Friday, September 28, 2007

Top Bush administration officials yesterday pressed forcefully for quick Senate ratification of the long-stalled U.N. Law of the Sea treaty, telling a Senate panel that American commercial and military interests are increasingly at risk because the United States remains outside the 155-nation pact.

Deputy Secretary of State John D. Negroponte, Deputy Defense Secretary Gordon England and Vice Chief of Naval Operations Adm. Patrick M. Walsh told a Senate Foreign Relations Committee hearing that criticisms that the treaty would curtail U.S. sovereignty, hurt U.S. businesses or constrain U.S. military missions were, in Mr. Negroponte’s words, “myths.”

Arguments against the treaty, the State Department’s second in command said, “are completely unfounded. … We cannot just go out and negotiate another treaty, much less one that is more favorable.”

But the treaty, which was approved by the committee unanimously three years ago before failing to win a Senate floor vote, could face a tougher road this time, with at least two Republican lawmakers new to the panel expressing deep doubts about the pact.

Treaty supporters say the wide-ranging agreement explicitly exempts military missions from its provisions, but Sen. David Vitter, Louisiana Republican, countered that the treaty fails to spell out who decides what constitutes a “military activity.”

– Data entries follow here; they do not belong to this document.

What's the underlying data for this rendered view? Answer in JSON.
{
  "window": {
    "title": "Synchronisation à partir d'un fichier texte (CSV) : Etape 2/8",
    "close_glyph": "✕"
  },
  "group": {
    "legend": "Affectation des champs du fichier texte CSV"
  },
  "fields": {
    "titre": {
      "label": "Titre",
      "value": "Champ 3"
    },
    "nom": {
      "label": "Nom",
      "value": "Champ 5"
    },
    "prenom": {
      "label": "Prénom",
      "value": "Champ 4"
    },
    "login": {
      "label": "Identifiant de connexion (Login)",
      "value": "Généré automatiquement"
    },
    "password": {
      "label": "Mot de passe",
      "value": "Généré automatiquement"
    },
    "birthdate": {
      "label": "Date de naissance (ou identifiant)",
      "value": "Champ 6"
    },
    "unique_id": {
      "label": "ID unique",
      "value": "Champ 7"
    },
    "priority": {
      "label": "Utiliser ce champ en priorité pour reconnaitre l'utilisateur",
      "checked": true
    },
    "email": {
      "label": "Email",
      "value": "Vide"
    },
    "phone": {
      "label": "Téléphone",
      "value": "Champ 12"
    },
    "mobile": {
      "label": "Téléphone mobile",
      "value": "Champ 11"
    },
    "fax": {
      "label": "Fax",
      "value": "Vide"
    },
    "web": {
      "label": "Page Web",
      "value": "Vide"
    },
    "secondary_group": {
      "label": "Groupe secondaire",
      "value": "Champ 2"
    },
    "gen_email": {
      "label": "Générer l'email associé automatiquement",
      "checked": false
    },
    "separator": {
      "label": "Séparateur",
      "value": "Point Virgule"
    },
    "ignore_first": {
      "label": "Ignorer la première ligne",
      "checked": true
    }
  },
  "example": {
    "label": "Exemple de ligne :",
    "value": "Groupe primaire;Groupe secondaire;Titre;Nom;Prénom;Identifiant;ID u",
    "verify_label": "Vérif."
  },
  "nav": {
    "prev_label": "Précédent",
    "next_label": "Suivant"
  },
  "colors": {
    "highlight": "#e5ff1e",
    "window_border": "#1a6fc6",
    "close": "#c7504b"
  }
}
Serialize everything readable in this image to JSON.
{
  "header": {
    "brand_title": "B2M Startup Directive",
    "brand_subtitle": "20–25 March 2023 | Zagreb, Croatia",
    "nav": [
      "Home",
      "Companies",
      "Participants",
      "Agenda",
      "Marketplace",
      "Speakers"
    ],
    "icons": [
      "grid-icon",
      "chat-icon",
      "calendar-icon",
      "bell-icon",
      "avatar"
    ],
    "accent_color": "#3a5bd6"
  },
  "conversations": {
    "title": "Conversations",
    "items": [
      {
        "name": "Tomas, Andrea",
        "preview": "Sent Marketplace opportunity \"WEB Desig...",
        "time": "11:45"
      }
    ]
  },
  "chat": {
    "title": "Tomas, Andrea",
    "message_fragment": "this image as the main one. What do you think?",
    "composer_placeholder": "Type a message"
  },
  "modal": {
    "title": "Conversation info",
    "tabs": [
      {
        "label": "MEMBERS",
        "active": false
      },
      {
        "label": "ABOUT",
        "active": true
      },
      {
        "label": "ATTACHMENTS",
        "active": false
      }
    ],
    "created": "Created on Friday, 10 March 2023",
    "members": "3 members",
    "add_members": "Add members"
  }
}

“We say it is up to us, but nobody else in the world says it is up to us,” Mr. Vitter said.

John Bellinger, the State Department’s top legal official, told Mr. Vitter that the United States and other countries were making unilateral “declarations” as they ratified the treaty spelling out how they defined military activity and what was covered under the treaty.

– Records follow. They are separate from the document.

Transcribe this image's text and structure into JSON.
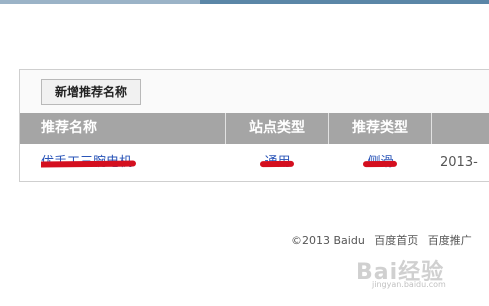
{
  "toolbar": {
    "add_label": "新增推荐名称"
  },
  "table": {
    "headers": [
      "推荐名称",
      "站点类型",
      "推荐类型",
      ""
    ],
    "rows": [
      {
        "name": "优手工三腕电机",
        "site_type": "通用",
        "rec_type": "侧滑",
        "date": "2013-"
      }
    ]
  },
  "footer": {
    "copyright": "©2013 Baidu",
    "link_home": "百度首页",
    "link_promo": "百度推广"
  },
  "watermark": {
    "brand": "Bai经验",
    "url": "jingyan.baidu.com"
  },
  "colors": {
    "header_bg": "#a5a5a5",
    "link": "#2a55b8",
    "redaction": "#d40f1f"
  }
}
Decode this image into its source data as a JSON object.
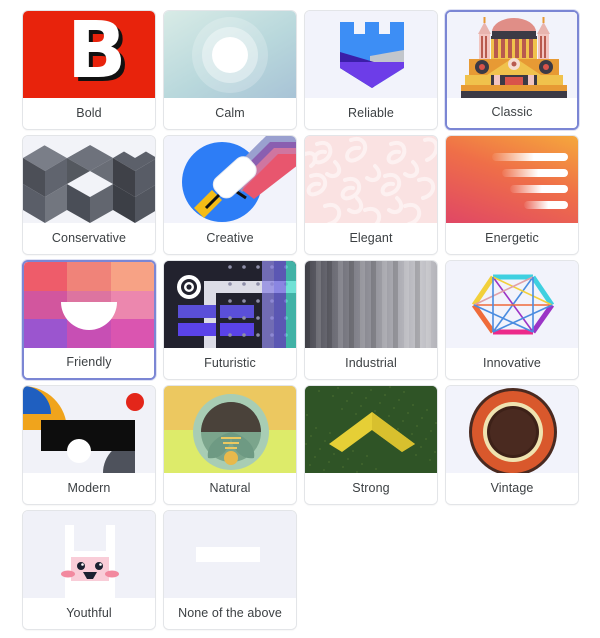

But, Mr. Vitter countered that “the fact that we are including that in our ratification resolution only heightens my concern.”

Sen. Jim DeMint, South Carolina Republican, said the United States had special military and commercial interests as the globe’s only superpower, interests that the treaty did not take into account.

He said many of the concerns over loss of national sovereignty that surfaced in the Bush administration’s failed bid to overhaul the nation’s immigration laws were surfacing once again in the Law of the Sea debate.

“This is not a good time to be bringing something like this before the American people,” he said.

With Senate Democrats largely behind the agreement, the fight for the two-thirds majority needed for ratification is expected to be a largely intramural affair among Senate Republicans.

Just one Democrat attended yesterday’s hearing — Sen. Jim Webb of Virginia, substituting for absent committee chairman Sen. Joseph R. Biden Jr. of Delaware. By contrast, six of the 10 Republicans were on hand, including the four least senior members.

No treaty opponents testified yesterday. The Senate panel plans a second hearing of private supporters and opponents early next month, and Senate Majority Leader Harry Reid, Nevada Democrat, has said he hopes to schedule a floor vote by the end of the year.

A coalition of conservative groups have vowed to block the treaty again, which has languished in the Senate since President Clinton first submitted it in 1994.